Bei naturidentischen Aromastoffen handelt es sich um „chemisch definierte Stoffe mit Aromaeigenschaften, die durch chemische Synthese oder durch Isolierung mit chemischen Verfahren gewonnen werden und mit einem Stoff chemisch gleich sind, der in einem Ausgangsstoff pflanzlicher oder tierischer Herkunft […] vorkommt“[1]. Naturidentische Aromastoffe haben also ein natürliches Vorbild in der Natur, werden aber synthetisch hergestellt. Der Begriff des naturidentischen Aromastoffs war in der EU rechtlich in der Richtlinie 88/388/EWG[2] definiert. Nach der aktuell gültigen europäischen Verordnung (EG) Nr. 1334/2008 (Aromenverordnung) wird bei der Zulassung nicht mehr zwischen natürlichen, naturidentischen und künstlichen Aromastoffen unterschieden.

Lebensmittel werden aus vielerlei Gründen aromatisiert. Zum einen um Lebensmittel schmackhafter zu machen, zum anderen um die Verluste von Aromen im Herstellungsprozess auszugleichen.

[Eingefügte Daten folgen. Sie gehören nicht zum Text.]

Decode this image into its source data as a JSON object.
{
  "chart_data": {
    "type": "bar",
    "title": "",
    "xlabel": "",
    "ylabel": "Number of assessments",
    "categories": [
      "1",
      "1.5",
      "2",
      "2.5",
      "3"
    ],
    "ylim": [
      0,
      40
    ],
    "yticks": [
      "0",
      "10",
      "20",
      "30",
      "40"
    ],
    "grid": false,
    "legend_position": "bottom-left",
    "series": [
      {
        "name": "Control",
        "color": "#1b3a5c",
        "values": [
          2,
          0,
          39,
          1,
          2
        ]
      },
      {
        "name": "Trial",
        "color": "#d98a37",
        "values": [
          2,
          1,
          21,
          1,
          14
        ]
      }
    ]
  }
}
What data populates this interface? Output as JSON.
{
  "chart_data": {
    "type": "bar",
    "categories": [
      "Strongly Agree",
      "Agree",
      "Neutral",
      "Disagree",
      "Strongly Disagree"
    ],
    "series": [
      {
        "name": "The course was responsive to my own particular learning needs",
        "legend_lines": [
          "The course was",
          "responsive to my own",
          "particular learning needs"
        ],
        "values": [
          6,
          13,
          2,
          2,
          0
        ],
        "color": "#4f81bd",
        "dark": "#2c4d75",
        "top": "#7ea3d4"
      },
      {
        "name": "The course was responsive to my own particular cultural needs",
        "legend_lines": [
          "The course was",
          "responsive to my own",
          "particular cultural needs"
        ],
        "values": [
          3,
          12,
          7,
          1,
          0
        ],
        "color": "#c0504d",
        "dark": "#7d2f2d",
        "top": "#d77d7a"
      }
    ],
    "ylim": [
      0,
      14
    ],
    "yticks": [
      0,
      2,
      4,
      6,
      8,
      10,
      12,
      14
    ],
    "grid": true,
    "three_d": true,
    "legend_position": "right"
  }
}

Hierfür werden häufig naturidentische Aromastoffe eingesetzt, da sie für die Aromatisierung von Lebensmitteln im Gegensatz zu künstlichen Aromastoffen nicht explizit zugelassen werden müssen – sie sind ja den Naturstoffen chemisch gleich – und die Reinheitsanforderungen entsprechend hoch sind. Der Verbraucher steht dem naturidentischen Aroma häufig kritisch gegenüber und bevorzugt das natürliche Aroma. Dabei sollte nicht ignoriert werden, dass bei Verwendung naturidentischer Aromen die von Natur aus in aromaliefernden Pflanzen vorkommenden toxischen Verbindungen (siehe Aroma) aufgrund des Herstellungsverfahrens nicht auftreten.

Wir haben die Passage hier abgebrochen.